Lucimar ficou aguardando uma resposta, mas nada ouviu, nada aconteceu, o silêncio prevaleceu. Parecia que ninguém tinha falado ou ninguém ouvia suas palavras.

Percebendo que algo estranho estava acontecendo Lucimar começou a tremer de medo, seus olhos agora estavam mais atentos e seu corpo pressentia algo, pois seus pelos estavam todos em pé.

Mesmo com medo Lucimar aproximou-se dos vigias e ao chegar bem perto observou que os dois estavam olhando para alguém na neblina densa do pátio como se estivessem escutando algum recado ou alguma mensagem.

Lucimar com muito medo tentou puxar um dos vigias pelo braço, este se virou vagarosamente e com os olhos em estado de pavor falou com uma voz estranha e rouca:

- Você chegou antes da hora, ainda é muito cedo?

- Não é não? Começou o horário de verão, já são seis horas? – Diz Lucimar explicando o motivo de está ali naquele horário.

- Não? Ainda é muito cedo, volta mais tarde! – Diz o vigia voltando seu olhar para a neblina, como se alguém o chamasse.

- Vocês estão muito estranhos, já é manhã e vocês estão olhando a neblina e parece que não estão em si, alguma coisa está acontecendo! – Diz Lucimar demostrando medo em seu comportamento.

- Você não está vendo? Ela está ali na neblina falando com a gente, vem que ela quer falar com você também. – Diz o vigia Francisco tentando mostrar a mulher no meio da neblina.

- Ela quem? Vocês estão doidos? Não estou vendo ninguém, vocês estão falando besteiras. – Diz Lucimar aflita.

- A mulher ali no pátio toda de branco, você não está vendo? – Diz o vigia Aguinaldo fazendo gesto com a mão apontando em direção do pátio em meio à neblina.

- Vocês estão me assustando? Deixem de brincadeira que tenho que trabalhar. – Diz Lucimar ainda mais assustada.

- Não é brincadeira, nós ficamos a noite toda vendo estas pessoas andando aqui na escola! – Diz o vigia Francisco meio sonolento.

- Que pessoas? Vocês estão bêbados, não tem ninguém aqui, só vejo escuridão e neblina, nada mais. – Diz Lucimar convicta.

Neste momento a porta da escola é aberta com a chegada das funcionárias Gloria e Regina. Ao entrarem observam que Lucimar e os vigias estão no pátio da escola conversando. Gloria já vai logo alertando com seu jeito descontraído:

- O que vocês estão fazendo ai? Aqui não é lugar de reunião, vamos trabalhar que daqui a pouco vai está cheio de alunos e o serviço tem que ser feito logo!
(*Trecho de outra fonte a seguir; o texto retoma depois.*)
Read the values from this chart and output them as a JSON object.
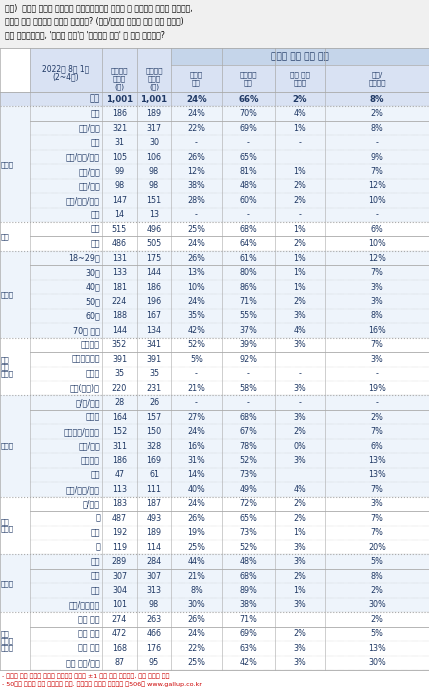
{
  "question": "질문)  귀하는 윤석열 대통령이 대통령으로서의 직무를 잘 수행하고 있다고 보십니까,\n아니면 잘못 수행하고 있다고 보십니까? (긍정/부정을 답하지 않은 경우 재질문)\n굳이 말씀하신다면, '잘하고 있다'와 '잘못하고 있다' 중 어느 쪽입니까?",
  "rows": [
    {
      "cat": "",
      "sub": "전체",
      "n1": "1,001",
      "n2": "1,001",
      "v1": "24%",
      "v2": "66%",
      "v3": "2%",
      "v4": "8%",
      "bold": true,
      "group_start": false
    },
    {
      "cat": "지역별",
      "sub": "서울",
      "n1": "186",
      "n2": "189",
      "v1": "24%",
      "v2": "70%",
      "v3": "4%",
      "v4": "2%",
      "bold": false,
      "group_start": true
    },
    {
      "cat": "",
      "sub": "인천/경기",
      "n1": "321",
      "n2": "317",
      "v1": "22%",
      "v2": "69%",
      "v3": "1%",
      "v4": "8%",
      "bold": false,
      "group_start": false
    },
    {
      "cat": "",
      "sub": "강원",
      "n1": "31",
      "n2": "30",
      "v1": "-",
      "v2": "-",
      "v3": "-",
      "v4": "-",
      "bold": false,
      "group_start": false
    },
    {
      "cat": "",
      "sub": "대전/세종/충청",
      "n1": "105",
      "n2": "106",
      "v1": "26%",
      "v2": "65%",
      "v3": "",
      "v4": "9%",
      "bold": false,
      "group_start": false
    },
    {
      "cat": "",
      "sub": "광주/전라",
      "n1": "99",
      "n2": "98",
      "v1": "12%",
      "v2": "81%",
      "v3": "1%",
      "v4": "7%",
      "bold": false,
      "group_start": false
    },
    {
      "cat": "",
      "sub": "대구/경북",
      "n1": "98",
      "n2": "98",
      "v1": "38%",
      "v2": "48%",
      "v3": "2%",
      "v4": "12%",
      "bold": false,
      "group_start": false
    },
    {
      "cat": "",
      "sub": "부산/울산/경남",
      "n1": "147",
      "n2": "151",
      "v1": "28%",
      "v2": "60%",
      "v3": "2%",
      "v4": "10%",
      "bold": false,
      "group_start": false
    },
    {
      "cat": "",
      "sub": "제주",
      "n1": "14",
      "n2": "13",
      "v1": "-",
      "v2": "-",
      "v3": "-",
      "v4": "-",
      "bold": false,
      "group_start": false
    },
    {
      "cat": "성별",
      "sub": "남성",
      "n1": "515",
      "n2": "496",
      "v1": "25%",
      "v2": "68%",
      "v3": "1%",
      "v4": "6%",
      "bold": false,
      "group_start": true
    },
    {
      "cat": "",
      "sub": "여성",
      "n1": "486",
      "n2": "505",
      "v1": "24%",
      "v2": "64%",
      "v3": "2%",
      "v4": "10%",
      "bold": false,
      "group_start": false
    },
    {
      "cat": "연령별",
      "sub": "18~29세",
      "n1": "131",
      "n2": "175",
      "v1": "26%",
      "v2": "61%",
      "v3": "1%",
      "v4": "12%",
      "bold": false,
      "group_start": true
    },
    {
      "cat": "",
      "sub": "30대",
      "n1": "133",
      "n2": "144",
      "v1": "13%",
      "v2": "80%",
      "v3": "1%",
      "v4": "7%",
      "bold": false,
      "group_start": false
    },
    {
      "cat": "",
      "sub": "40대",
      "n1": "181",
      "n2": "186",
      "v1": "10%",
      "v2": "86%",
      "v3": "1%",
      "v4": "3%",
      "bold": false,
      "group_start": false
    },
    {
      "cat": "",
      "sub": "50대",
      "n1": "224",
      "n2": "196",
      "v1": "24%",
      "v2": "71%",
      "v3": "2%",
      "v4": "3%",
      "bold": false,
      "group_start": false
    },
    {
      "cat": "",
      "sub": "60대",
      "n1": "188",
      "n2": "167",
      "v1": "35%",
      "v2": "55%",
      "v3": "3%",
      "v4": "8%",
      "bold": false,
      "group_start": false
    },
    {
      "cat": "",
      "sub": "70대 이상",
      "n1": "144",
      "n2": "134",
      "v1": "42%",
      "v2": "37%",
      "v3": "4%",
      "v4": "16%",
      "bold": false,
      "group_start": false
    },
    {
      "cat": "주요",
      "sub": "국민의힘",
      "n1": "352",
      "n2": "341",
      "v1": "52%",
      "v2": "39%",
      "v3": "3%",
      "v4": "7%",
      "bold": false,
      "group_start": true
    },
    {
      "cat": "지지",
      "sub": "더불어민주당",
      "n1": "391",
      "n2": "391",
      "v1": "5%",
      "v2": "92%",
      "v3": "",
      "v4": "3%",
      "bold": false,
      "group_start": false
    },
    {
      "cat": "정당별",
      "sub": "정의당",
      "n1": "35",
      "n2": "35",
      "v1": "-",
      "v2": "-",
      "v3": "-",
      "v4": "-",
      "bold": false,
      "group_start": false
    },
    {
      "cat": "",
      "sub": "무당(無黨)층",
      "n1": "220",
      "n2": "231",
      "v1": "21%",
      "v2": "58%",
      "v3": "3%",
      "v4": "19%",
      "bold": false,
      "group_start": false
    },
    {
      "cat": "직업별",
      "sub": "농/임/어업",
      "n1": "28",
      "n2": "26",
      "v1": "-",
      "v2": "-",
      "v3": "-",
      "v4": "-",
      "bold": false,
      "group_start": true
    },
    {
      "cat": "",
      "sub": "자영업",
      "n1": "164",
      "n2": "157",
      "v1": "27%",
      "v2": "68%",
      "v3": "3%",
      "v4": "2%",
      "bold": false,
      "group_start": false
    },
    {
      "cat": "",
      "sub": "기능노무/서비스",
      "n1": "152",
      "n2": "150",
      "v1": "24%",
      "v2": "67%",
      "v3": "2%",
      "v4": "7%",
      "bold": false,
      "group_start": false
    },
    {
      "cat": "",
      "sub": "사무/관리",
      "n1": "311",
      "n2": "328",
      "v1": "16%",
      "v2": "78%",
      "v3": "0%",
      "v4": "6%",
      "bold": false,
      "group_start": false
    },
    {
      "cat": "",
      "sub": "전업주부",
      "n1": "186",
      "n2": "169",
      "v1": "31%",
      "v2": "52%",
      "v3": "3%",
      "v4": "13%",
      "bold": false,
      "group_start": false
    },
    {
      "cat": "",
      "sub": "학생",
      "n1": "47",
      "n2": "61",
      "v1": "14%",
      "v2": "73%",
      "v3": "",
      "v4": "13%",
      "bold": false,
      "group_start": false
    },
    {
      "cat": "",
      "sub": "무직/은퇴/기타",
      "n1": "113",
      "n2": "111",
      "v1": "40%",
      "v2": "49%",
      "v3": "4%",
      "v4": "7%",
      "bold": false,
      "group_start": false
    },
    {
      "cat": "생활",
      "sub": "상/중상",
      "n1": "183",
      "n2": "187",
      "v1": "24%",
      "v2": "72%",
      "v3": "2%",
      "v4": "3%",
      "bold": false,
      "group_start": true
    },
    {
      "cat": "수준별",
      "sub": "중",
      "n1": "487",
      "n2": "493",
      "v1": "26%",
      "v2": "65%",
      "v3": "2%",
      "v4": "7%",
      "bold": false,
      "group_start": false
    },
    {
      "cat": "",
      "sub": "중하",
      "n1": "192",
      "n2": "189",
      "v1": "19%",
      "v2": "73%",
      "v3": "1%",
      "v4": "7%",
      "bold": false,
      "group_start": false
    },
    {
      "cat": "",
      "sub": "하",
      "n1": "119",
      "n2": "114",
      "v1": "25%",
      "v2": "52%",
      "v3": "3%",
      "v4": "20%",
      "bold": false,
      "group_start": false
    },
    {
      "cat": "성향별",
      "sub": "보수",
      "n1": "289",
      "n2": "284",
      "v1": "44%",
      "v2": "48%",
      "v3": "3%",
      "v4": "5%",
      "bold": false,
      "group_start": true
    },
    {
      "cat": "",
      "sub": "중도",
      "n1": "307",
      "n2": "307",
      "v1": "21%",
      "v2": "68%",
      "v3": "2%",
      "v4": "8%",
      "bold": false,
      "group_start": false
    },
    {
      "cat": "",
      "sub": "진보",
      "n1": "304",
      "n2": "313",
      "v1": "8%",
      "v2": "89%",
      "v3": "1%",
      "v4": "2%",
      "bold": false,
      "group_start": false
    },
    {
      "cat": "",
      "sub": "모름/응답거절",
      "n1": "101",
      "n2": "98",
      "v1": "30%",
      "v2": "38%",
      "v3": "3%",
      "v4": "30%",
      "bold": false,
      "group_start": false
    },
    {
      "cat": "평소",
      "sub": "많이 있다",
      "n1": "274",
      "n2": "263",
      "v1": "26%",
      "v2": "71%",
      "v3": "",
      "v4": "2%",
      "bold": false,
      "group_start": true
    },
    {
      "cat": "정치에",
      "sub": "약간 있다",
      "n1": "472",
      "n2": "466",
      "v1": "24%",
      "v2": "69%",
      "v3": "2%",
      "v4": "5%",
      "bold": false,
      "group_start": false
    },
    {
      "cat": "관심이",
      "sub": "별로 없다",
      "n1": "168",
      "n2": "176",
      "v1": "22%",
      "v2": "63%",
      "v3": "3%",
      "v4": "13%",
      "bold": false,
      "group_start": false
    },
    {
      "cat": "",
      "sub": "전혀 없다/모를",
      "n1": "87",
      "n2": "95",
      "v1": "25%",
      "v2": "42%",
      "v3": "3%",
      "v4": "30%",
      "bold": false,
      "group_start": false
    }
  ],
  "footnotes": [
    "- 소수점 아래 반올림 때문에 백분율을 합계는 ±1 차이 발생 가능하며, 이는 오류가 아님",
    "- 50사례 미만은 수치 제시하지 않음. 한국갤럽 데일리 오피니언 제506호 www.gallup.co.kr"
  ],
  "border_col": "#AAAAAA",
  "dark_text": "#1F3864",
  "light_blue": "#D9E2F3",
  "header_light": "#E9EFF9",
  "row_bg_alt": "#EEF4FB"
}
- Que reunião que nada Gloria? Desde que cheguei estes dois estão aqui parados, cheios de conversas estranhas, parecem que estão controlados por algo sobrenatural. - Diz Lucimar explicando as coisas estranhas que estava acontecendo.

- Cruz credo Lucimar? Vai com esta boca pra lá eu já fico arrepiada só de você falar. Esta escola é meio estranha e você vem com esta história. – Diz Gloria fazendo o sinal da cruz.

- É mesmo? – Diz Regina com os olhos arregalados.

- Estou falando a verdade, olha pra eles e veja se não estão estranhos! – Diz Lucimar tentando alertar as colegas.

- É mesmo? – Diz Regina que é de pouca conversa.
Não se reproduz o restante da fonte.